Padahal mereka yang mengemis tersebut masih anak-anak, ibu-ibu, bapak-bapak yang tubuhnya kuat dan masih bisa bekerja.

Sebenarnya bagaimana hukum mengemis atau meminta-minta menurut pandangan islam?

$ads={1}

Dalam sebuah hadits yang diriwayatkan oleh Imam Muslim disebutkan bahwa mengemis boleh dilakukan kecuali 3 orang, yaitu seseorang yang berhutang, terkena musibah dan sangat miskin sehingga mengharuskan dirinya meminta-minta (mengemis). Berikut redaksi hadist lengkapnya:

إِنَّ الْـمَسْأَلَةَ لَا تَحِلُّ إِلَّا لِأَحَدِ ثَلَاثَةٍ : رَجُلٍ تَحَمَّلَ حَمَالَةً فَحَلَّتْ لَهُ الْـمَسْأَلَةُ حَتَّى يُصِيْبَهَا ثُمَّ يُمْسِكُ، وَرَجُلٍ أَصَابَتْهُ جَائِحَةٌ اجْتَاحَتْ مَالَهُ فَحَلَّتْ لَهُ الْـمَسْأَلَةُ حَتَّى يُصِيْبَ قِوَامًا مِنْ عَيْشٍ –أَوْ قَالَ : سِدَادً مِنْ عَيْشٍ- وَرَجُلٍ أَصَابَتْهُ فَاقَةٌ حَتَّى يَقُوْمَ ثَلَاثَةٌ مِنْ ذَوِي الْحِجَا مِنْ قَوْمِهِ : لَقَدْ أَصَابَتْ فُلَانًا فَاقَةٌ ، فَحَلَّتْ لَهُ الْـمَسْأَلَةُ حَتَّى يُصِيْبَ قِوَامًا مِنْ عَيْش ٍ، –أَوْ قَالَ : سِدَادً مِنْ عَيْشٍ- فَمَا سِوَاهُنَّ مِنَ الْـمَسْأَلَةِ يَا قَبِيْصَةُ ، سُحْتًا يَأْكُلُهَا صَاحِبُهَا سُحْتًا.

“Sesungguhnya mengemis itu tidak halal, kecuali bagi salah satu dari tiga orang: (1) seseorang yang menanggung hutang, ia boleh meminta-minta sampai ia melunasinya, kemudian berhenti, (2) seseorang yang ditimpa musibah yang menghabiskan hartanya, ia boleh meminta-minta sampai ia mendapatkan sandaran hidup.

Dan (3) seseorang yang ditimpa kesengsaraan hidup sehingga ada tiga orang yang berakal dari kaumnya mengatakan, ‘Si fulan telah ditimpa kesengsaraan hidup,’ ia boleh meminta-minta sampai mendapatkan sandaran hidup. Meminta-minta selain untuk ketiga hal itu, wahai Qabishah! Adalah haram, dan orang yang memakannya adalah memakan yang haram”. (HR. Muslim)

Melalui penjelasan diatas maka dapat disimpulkan bahwa orang-orang yang menjadikan profesi mengemis/meminta-minta sedangkan tubuhnya dalam keadaan sehat dan bugar mampu untuk bekerja, hukumnnya adalah haram.

Namun untuk 3 keadaan diatas diperbolehkan menurut Rasulullah sampai tujuan/urusannya selesai.

Lalu bagaimana mengetahui mana yang benar-benar mengemis karena keadaan dan menjadikan ngemis sebagai profesi?

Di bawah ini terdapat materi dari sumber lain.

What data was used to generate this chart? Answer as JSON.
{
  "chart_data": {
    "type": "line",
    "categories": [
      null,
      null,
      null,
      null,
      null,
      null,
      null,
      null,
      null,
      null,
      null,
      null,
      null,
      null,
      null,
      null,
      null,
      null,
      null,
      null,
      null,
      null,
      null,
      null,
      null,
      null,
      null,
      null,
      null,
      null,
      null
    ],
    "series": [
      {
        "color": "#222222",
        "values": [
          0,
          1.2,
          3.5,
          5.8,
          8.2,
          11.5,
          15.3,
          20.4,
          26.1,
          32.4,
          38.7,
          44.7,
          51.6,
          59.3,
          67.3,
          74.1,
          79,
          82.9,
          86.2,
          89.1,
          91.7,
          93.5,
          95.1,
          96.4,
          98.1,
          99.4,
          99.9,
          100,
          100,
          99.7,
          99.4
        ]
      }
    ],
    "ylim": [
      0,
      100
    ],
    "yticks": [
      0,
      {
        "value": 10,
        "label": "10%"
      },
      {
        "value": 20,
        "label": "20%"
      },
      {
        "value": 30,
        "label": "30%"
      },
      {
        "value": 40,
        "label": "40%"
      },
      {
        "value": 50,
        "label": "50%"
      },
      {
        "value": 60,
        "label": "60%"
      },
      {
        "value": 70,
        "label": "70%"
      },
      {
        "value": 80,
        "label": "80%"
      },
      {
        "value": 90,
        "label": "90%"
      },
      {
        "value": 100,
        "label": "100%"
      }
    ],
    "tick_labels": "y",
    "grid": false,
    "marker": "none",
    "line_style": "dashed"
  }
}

Baca juga: Anjuran Memberi Sedekah Ketika ada Pengemis

Jika ingin benar-benar mencari perbedaan antara yang mengemis dan menjadikan ngemis sebagai profesi sebenarnya sulit. karena dari tampak luar dan ekspresi mereka tidak jauh berbeda, namun jika kamu ingin benar-benar bersedekah kepada pengemis berikan saja uangmu lalu ikhlaskan, adapun tepat sasaran atau tidaknya itu serahkan kepada yang Maha Mengetahui (Allah Swt).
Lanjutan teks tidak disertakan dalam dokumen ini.